For millennia there has been general agreement by cultures that certain things are deeply meaningful, while others are not consistent with a Good Life. Europe (and not a few Americans) has become fixated on money, sex and fame. Yet "religion, and the philosophical ideas of love, courage, integrity, dignity, respect, compassion, authenticity, genuineness--these are the things that will deliver the Good Life." Europeans are hungry for something no longer provided by their cultures. Conventional religion has been replaced by other "religions" like environmentalism.

The West devours religion by tempting the faithful with more immediate satisfactions: personal autonomy, sexual freedom, few rules, and neat things to buy. Europe has snuffed out Christianity, and may do so with Islam . . . hopefully before Islam snuffs out Europe. But it is far easier to destroy than to build.

"Of course it is true that military force is not the only solution. Overwhelming military force is the only solution." Her critics insist that she "keeps bringing up the Nazis." She challenges them to find a single situation where the analogy fails.

Profound instincts become sublimated when repressed. Religious instinct, and the nationalistic instinct, amongst others can be neither denied nor eradicated. We now have nature worshippers, global warming worshippers, faux religions like the Druids, Wiccans, etc. The most prominent rock group in Germany--Rammstein--is Naziesque, but the group and its followers deny this vigorously. She reviews many of their lyrics, however, and they are scary. If they represent the "normal way of being German" spare us the abnormal way. They claim to be "helping Germany to rediscover its identity," but she asks why Germany would want to rediscover that identity?

There is an ancient theme in German history, one of resentment when it does not occupy its "proper place." But the scariest feature is that they plainly have not learned from history. They feel oppressed by the world, and especially by America. Imagining that they could be brothers of the French, sisters to the Belgians or cousins to the British is at least laughable.

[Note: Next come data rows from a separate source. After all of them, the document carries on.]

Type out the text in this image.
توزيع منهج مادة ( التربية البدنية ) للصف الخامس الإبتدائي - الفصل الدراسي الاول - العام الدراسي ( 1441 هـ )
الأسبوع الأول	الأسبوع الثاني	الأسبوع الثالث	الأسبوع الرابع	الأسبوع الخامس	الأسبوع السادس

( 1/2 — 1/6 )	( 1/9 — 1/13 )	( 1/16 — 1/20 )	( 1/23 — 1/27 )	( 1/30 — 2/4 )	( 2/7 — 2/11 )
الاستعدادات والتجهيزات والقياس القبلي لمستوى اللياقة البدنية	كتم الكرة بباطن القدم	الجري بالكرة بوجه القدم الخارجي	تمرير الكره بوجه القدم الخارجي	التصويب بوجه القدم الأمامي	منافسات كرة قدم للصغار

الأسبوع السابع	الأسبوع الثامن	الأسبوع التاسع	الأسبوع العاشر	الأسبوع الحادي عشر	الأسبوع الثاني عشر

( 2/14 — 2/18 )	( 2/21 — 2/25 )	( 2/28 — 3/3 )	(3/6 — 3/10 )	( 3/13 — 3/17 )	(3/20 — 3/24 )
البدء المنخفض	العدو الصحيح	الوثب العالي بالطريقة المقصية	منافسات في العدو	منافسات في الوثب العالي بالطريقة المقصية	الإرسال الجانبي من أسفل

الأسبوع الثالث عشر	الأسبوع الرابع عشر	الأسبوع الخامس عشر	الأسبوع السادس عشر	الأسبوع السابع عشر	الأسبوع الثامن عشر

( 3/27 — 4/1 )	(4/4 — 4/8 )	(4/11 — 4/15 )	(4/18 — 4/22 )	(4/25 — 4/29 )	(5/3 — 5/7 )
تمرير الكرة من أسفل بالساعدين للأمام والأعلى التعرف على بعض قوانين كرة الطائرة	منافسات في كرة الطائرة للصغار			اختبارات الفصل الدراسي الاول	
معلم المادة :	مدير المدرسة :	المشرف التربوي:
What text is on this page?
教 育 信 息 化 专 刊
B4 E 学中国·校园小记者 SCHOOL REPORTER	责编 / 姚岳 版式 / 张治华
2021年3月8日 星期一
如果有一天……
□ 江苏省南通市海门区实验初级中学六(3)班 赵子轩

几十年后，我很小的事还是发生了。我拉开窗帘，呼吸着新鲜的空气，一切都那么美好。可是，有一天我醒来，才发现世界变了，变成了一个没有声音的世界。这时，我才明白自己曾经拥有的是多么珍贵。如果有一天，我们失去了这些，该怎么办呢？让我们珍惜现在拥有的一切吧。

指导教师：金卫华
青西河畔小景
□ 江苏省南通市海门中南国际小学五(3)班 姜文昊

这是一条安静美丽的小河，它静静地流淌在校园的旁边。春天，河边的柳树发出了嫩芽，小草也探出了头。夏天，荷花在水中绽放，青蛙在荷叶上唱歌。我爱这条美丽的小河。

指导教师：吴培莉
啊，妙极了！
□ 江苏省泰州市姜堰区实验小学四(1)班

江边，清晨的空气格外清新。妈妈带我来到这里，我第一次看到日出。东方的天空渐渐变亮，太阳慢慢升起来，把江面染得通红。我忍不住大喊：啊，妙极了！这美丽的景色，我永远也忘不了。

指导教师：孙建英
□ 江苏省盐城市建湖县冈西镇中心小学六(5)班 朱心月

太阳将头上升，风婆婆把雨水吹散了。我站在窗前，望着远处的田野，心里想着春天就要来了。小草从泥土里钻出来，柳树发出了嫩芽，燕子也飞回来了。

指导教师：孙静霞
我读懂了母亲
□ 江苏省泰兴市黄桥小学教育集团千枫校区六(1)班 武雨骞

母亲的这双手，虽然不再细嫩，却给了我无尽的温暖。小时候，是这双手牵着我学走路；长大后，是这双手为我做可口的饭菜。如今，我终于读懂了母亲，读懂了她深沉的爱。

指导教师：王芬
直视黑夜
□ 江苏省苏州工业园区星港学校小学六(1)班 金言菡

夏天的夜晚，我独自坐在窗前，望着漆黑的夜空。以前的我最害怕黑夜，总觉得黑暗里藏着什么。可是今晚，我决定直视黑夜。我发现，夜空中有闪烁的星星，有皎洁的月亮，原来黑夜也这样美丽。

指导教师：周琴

Comical--or not--she reviews the Laeken Declaration in which, "At long last Europe is on its way to becoming one big family," then lists a full page of wars--at least 70--beginning with the sack of Rome and ending with the Balkan Wars, with the caveat that "only the first wars that come to mind: I have probably forgotten quite a number. By way of contrast, the United States has fought one war, and that against itself."

"As someone who has spent time thinking about Europe . . . I do not prophesy [its demise] . . . nor do I predict catastrophe on [its] soil, [but] Europe's entitlement economy will collapse. Its demography will change. The European Union may unravel. [Terrorists] may succeed in taking out a city." And once again, the only people to whom this will come as a surprise are those how have not been paying attention." (emphasis in the original.)

European anti-Americanism is a cultist system of faith, rather than a set of rational beliefs, and as such is "impervious to revision upon confrontation with facts, logic, evidence, gestures of good will, public relations campaigns, or attempts on the part of [the Americans] to be better, more sensitive listeners." The bulk of the attitude, America's deficits notwithstanding, is exuberantly irrational. And it is neither improving, nor likely to.